The school's student list reads like a map. Carillonneurs have come to Mechelen from Australia, Canada, China, the Czech Republic, France, Germany, Ghana, Japan, New Zealand, Poland, Portugal, Russia, Switzerland, Taiwan, Ukraine, the United Kingdom, and the United States. Adèle Colson, born in Mechelen in 1905, became the first woman in the world to earn a carillon certification, graduating from the school in the 1920s. Gladys Elinor Watkins took the training back to Wellington, New Zealand, and became the carillonneur of the National War Memorial. Émilien Allard returned to Montreal and played the bells of Saint Joseph's Oratory. Sally Slade Warner trained the next generation of American carillonneurs at the Cohasset Carillon in Massachusetts. The Flemish romantic style they all learned, with its emphasis on dynamic shading and expressive rubato, is now the global standard for carillon performance.

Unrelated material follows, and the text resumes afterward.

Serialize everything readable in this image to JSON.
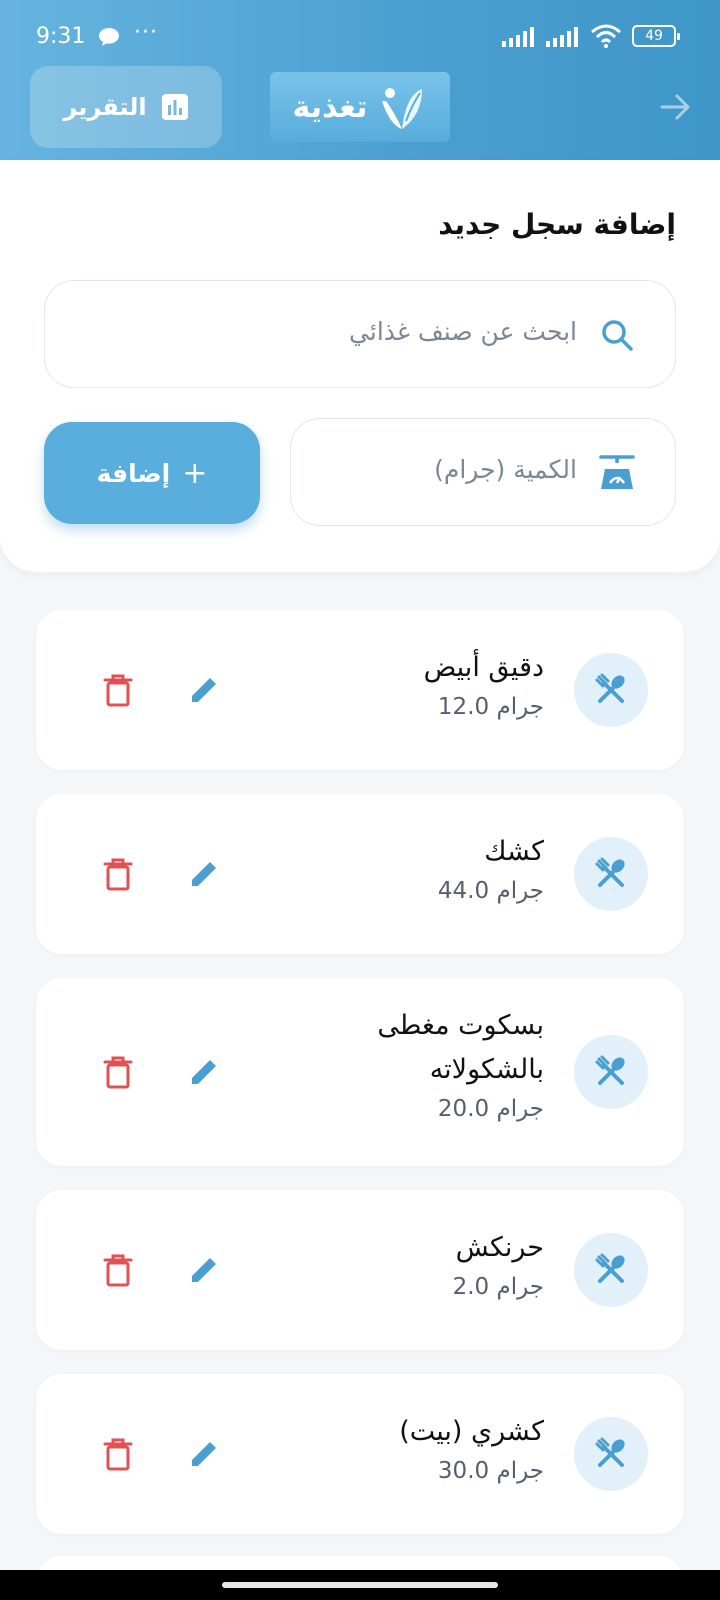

The Queen Fabiola Competition

Every five years since 1987, carillonneurs from around the world have converged in Mechelen for the Queen Fabiola Competition, the most prestigious contest in the field. The repertoire requirement is brutal. Each competitor must play one baroque work, one romantic, one twentieth-century, and one piece of their own composition or arrangement, all on the city carillon in St. Rumbold's tower. The jury sits below in the square, listening to bronze bells played by someone they cannot see. Queen Fabiola, the Spanish-born wife of King Baudouin, conferred her royal protection on the school in 1984 and remained its patron until her death in 2014. The competition still bears her name. Winners typically become city carillonneurs in their home countries, completing a circuit of training and patronage that started with American philanthropic money a century ago.

The Mobile Carillon

In 2016 the school acquired a portable carillon, a smaller set of bells mounted on a wheeled platform, housed in its own pavilion in the Sinte-Mettetuin garden. It changed how the school teaches. The old practice was to send advanced students up the 514 steps of St. Rumbold's tower for rehearsal time on the real bells, which limited practice and constrained scheduling. The mobile carillon brought the instrument to ground level. Most lessons happen on practice keyboards now, mechanical mockups that produce no sound; the seven practice rooms run all day. Students still must perform their final exam recital on the city carillon, with the jury listening from below, but the daily work happens in the school's building on the Bruul, Mechelen's main shopping street, where the bells are silent and the keyboards click.

From the Air

Located at 51.03N, 4.48E in central Mechelen, Belgium, on the Bruul shopping street near the cathedral. The school's mobile carillon stands in a pavilion in the Sinte-Mettetuin garden nearby. The Mechelen city carillon used for final exams is in St. Rumbold's tower, 600 meters north. Brussels Airport (EBBR) is 15 km south. The cathedral tower at 97 meters is visible from cruising altitude; the school building itself is not. Recommended viewing altitude 3,000 ft to identify the tower and the compact city center where the school operates.